Поисками „славы“ отчасти объясняет автор „Слова“ и самый поход Игоря. Собираясь на половцев, Игорь и Всеволод сказали: „Мужаимѣся сами: преднюю славу сами похитимъ, а заднюю си сами подѣлимъ“. В ночь перед битвой русичи Игоря перегородили своими черлеными щитами великие поля, „ищучи себѣ чти, а князю славы“. Именно так понимает побудительные причины к походу Игоря и Святослав Киевский: „Рано еста начала Половецкую землю мечи цвѣлити, а себѣ славы искати“. Поисками личной славы объясняют поход Игоря и Всеволода также и бояре Святослава Киевского: „се бо два сокола слѣтѣста съ отня стола злата поискати града Тьмутороканя, а любо испити шеломомь Дону“.

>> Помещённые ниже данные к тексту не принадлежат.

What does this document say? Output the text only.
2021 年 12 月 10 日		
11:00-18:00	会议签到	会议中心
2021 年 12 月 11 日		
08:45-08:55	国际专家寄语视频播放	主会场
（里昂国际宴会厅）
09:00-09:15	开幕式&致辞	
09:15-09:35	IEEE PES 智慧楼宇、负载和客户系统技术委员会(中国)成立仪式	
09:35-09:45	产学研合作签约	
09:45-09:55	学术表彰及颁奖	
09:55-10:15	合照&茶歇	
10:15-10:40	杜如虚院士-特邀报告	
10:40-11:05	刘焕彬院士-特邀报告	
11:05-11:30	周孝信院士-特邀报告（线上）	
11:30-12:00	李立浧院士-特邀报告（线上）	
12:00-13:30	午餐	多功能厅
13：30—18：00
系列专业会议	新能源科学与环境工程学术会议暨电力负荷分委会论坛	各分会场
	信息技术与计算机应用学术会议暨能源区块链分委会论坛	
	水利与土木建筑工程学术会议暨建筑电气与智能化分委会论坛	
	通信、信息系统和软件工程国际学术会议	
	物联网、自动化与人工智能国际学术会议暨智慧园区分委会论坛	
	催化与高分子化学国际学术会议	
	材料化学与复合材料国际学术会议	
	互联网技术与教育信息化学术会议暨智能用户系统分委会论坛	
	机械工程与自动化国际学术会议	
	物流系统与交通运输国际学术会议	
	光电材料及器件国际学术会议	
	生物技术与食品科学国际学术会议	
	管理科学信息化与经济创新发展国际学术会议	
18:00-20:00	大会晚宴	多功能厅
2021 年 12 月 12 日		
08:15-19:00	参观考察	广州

Понятия чести и славы звучат в „Слове“ и тогда, когда они прямо не упоминаются. Игорь говорит дружине: ,,Луце жъ бы потяту быти, неже полонену быти“ или „хощу бо, — рече, — копие приломити конець поля Половецкаго; съ вами, русици, хощу главу свою приложити, а любо испити шеломомь Дону“. И здесь речь идет, следовательно, о добывании личной славы.

Неоднократно упоминается в „Слове“ и дедняя слава — слава родовая, княжеская: Изяслав Василькович „притрепа славу дѣду своему Всеславу“, Ярославичи и „все внуки Всеслава“ уже „выскочисте изъ дѣдней славѣ“; Всеслав Полоцкий расшиб „славу Ярослава“ — славу новгородскую.

Наконец, в „Слове о полку Игореве“ неоднократно упоминается и о пении той самой „славы“ — хвалебной песни, в которой конкретизировалось понятие „славы“ как народной молвы. Песни Бояна были песнями хвалебными — „славами“ („они же сами княземъ славу рокотаху“), посвященными тому или иному герою и их подвигам („которыи дотечаше, та преди пѣснь пояше старому Ярославу, храброму Мстиславу, иже зарѣза Редедю предъ пълкы касожьскыми, красному Романови Святъславличю“).